Nicole Taylor, a food writer and the author of “The Up South Cookbook,” says Lynch’s work to preserve his father’s legacy is crucial. “For decades and decades, there were these brilliant, amazing black people from the South and beyond who were doing creative things, but they weren’t recorded,” says Taylor, who was recently named executive food editor at Thrillist. “Oral tradition is the base of black food culture, and it’s the base of Southern food culture. It’s so important that we have folks like Lazarus publishing books, because what it does is it tells our family story. It gives a blueprint.”

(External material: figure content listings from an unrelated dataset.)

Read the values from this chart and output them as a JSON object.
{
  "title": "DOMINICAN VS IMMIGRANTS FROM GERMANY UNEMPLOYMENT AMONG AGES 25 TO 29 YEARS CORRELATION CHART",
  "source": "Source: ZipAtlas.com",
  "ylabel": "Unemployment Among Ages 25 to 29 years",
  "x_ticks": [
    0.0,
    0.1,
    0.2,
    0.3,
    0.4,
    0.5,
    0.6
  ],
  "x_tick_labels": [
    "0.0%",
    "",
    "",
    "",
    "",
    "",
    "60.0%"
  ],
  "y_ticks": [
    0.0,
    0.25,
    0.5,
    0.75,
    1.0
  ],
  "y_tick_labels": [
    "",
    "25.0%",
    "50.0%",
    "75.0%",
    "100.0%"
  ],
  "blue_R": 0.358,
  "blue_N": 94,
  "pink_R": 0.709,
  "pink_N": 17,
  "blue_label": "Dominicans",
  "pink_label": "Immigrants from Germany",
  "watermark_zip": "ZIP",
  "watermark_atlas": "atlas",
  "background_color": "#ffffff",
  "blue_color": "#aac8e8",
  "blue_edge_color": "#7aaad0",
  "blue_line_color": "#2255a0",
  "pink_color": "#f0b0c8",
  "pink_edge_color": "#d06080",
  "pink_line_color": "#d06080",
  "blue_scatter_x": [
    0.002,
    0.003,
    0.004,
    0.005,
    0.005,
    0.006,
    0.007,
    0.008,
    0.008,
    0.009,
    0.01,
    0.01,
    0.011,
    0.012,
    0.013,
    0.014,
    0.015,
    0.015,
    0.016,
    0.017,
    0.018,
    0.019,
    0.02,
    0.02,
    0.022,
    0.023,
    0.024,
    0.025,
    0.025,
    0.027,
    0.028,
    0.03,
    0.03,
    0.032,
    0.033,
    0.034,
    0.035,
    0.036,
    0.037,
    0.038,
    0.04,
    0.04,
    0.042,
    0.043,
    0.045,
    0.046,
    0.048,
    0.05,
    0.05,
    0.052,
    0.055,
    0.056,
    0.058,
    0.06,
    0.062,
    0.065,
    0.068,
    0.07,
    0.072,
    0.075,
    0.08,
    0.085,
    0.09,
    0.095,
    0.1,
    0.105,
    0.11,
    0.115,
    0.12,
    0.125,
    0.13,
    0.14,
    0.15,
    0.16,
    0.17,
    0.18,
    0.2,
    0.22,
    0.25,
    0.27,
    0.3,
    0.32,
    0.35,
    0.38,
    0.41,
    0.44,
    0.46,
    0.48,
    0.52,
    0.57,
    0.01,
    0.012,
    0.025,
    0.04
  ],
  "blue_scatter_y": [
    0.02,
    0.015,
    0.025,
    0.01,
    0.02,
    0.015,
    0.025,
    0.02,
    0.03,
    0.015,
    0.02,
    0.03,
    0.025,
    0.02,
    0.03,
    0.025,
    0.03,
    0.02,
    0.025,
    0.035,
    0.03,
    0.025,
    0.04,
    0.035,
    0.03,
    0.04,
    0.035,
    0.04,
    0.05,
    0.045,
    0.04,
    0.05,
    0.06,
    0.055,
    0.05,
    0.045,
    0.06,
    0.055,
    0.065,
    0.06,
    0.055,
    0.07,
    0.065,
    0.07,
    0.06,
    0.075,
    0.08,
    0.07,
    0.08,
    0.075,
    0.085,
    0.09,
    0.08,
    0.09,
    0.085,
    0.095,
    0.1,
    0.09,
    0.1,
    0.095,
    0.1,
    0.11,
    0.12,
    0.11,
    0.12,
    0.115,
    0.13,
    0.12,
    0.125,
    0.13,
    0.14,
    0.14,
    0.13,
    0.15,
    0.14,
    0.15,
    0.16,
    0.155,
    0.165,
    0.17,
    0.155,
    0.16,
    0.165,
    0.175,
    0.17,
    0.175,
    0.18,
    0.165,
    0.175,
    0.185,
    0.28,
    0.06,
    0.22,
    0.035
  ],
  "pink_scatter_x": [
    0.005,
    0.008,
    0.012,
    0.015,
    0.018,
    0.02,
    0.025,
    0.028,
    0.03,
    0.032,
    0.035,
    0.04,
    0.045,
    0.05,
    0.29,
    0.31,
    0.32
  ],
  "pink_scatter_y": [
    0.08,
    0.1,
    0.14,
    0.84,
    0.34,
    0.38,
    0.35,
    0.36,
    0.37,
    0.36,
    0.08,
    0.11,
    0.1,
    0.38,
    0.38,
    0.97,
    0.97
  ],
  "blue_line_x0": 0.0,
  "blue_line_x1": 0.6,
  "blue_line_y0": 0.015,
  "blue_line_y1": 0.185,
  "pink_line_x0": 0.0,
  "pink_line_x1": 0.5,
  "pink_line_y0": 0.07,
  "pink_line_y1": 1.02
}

While Lynch’s own recipes are boundary-pushing, he didn’t meddle too much with his family’s dishes. “My father loved butter, he loved all that stuff,” Lynch says. “In the book, I celebrate that. I don’t dismiss it.” Dad’s Fried Fish Sandwiches, for instance, the ones Lynch is making as we talk, call for Aunt Jemima self-rising flour. “This was the classic dish at Dad’s store. In the black community, fried fish is a celebration food.” Including ingredients like Aunt Jemima in the book wasn’t just a way of keeping things simple and approachable — though that didn’t hurt. It was a matter of holding on to history. “It’s about meeting people in a lineage that they can relate to. That’s how I watched my father cook. That’s also how he watched his mother cook.”
The choice to feature ingredients like Aunt Jemima in the book is already making an impression. “It’s approachable, but it’s also like, ‘This is me, this is who I am,’ ” says Taylor. “When I see that Aunt Jemima container, it’s a historic take.”
Lynch has watched with delight as the first people to buy his book cook from it, sending him pictures on Instagram and tagging him on Facebook.
For the first time since he danced through Times Square holding his book high, Lynch found a moment of peace and quiet a couple of weeks ago to sit and flip through “Son of a Southern Chef.” He pulled up a stool in the kitchen, the same one he sat on for hours as a child, helping his father mix coleslaw, wash collard greens and split open boiled peanuts. “I sat and I read the book,” Lynch says. “As soon as I started doing that, I felt this warmth come over me. I could just feel his comfort. My father’s fingerprints are all over this book.”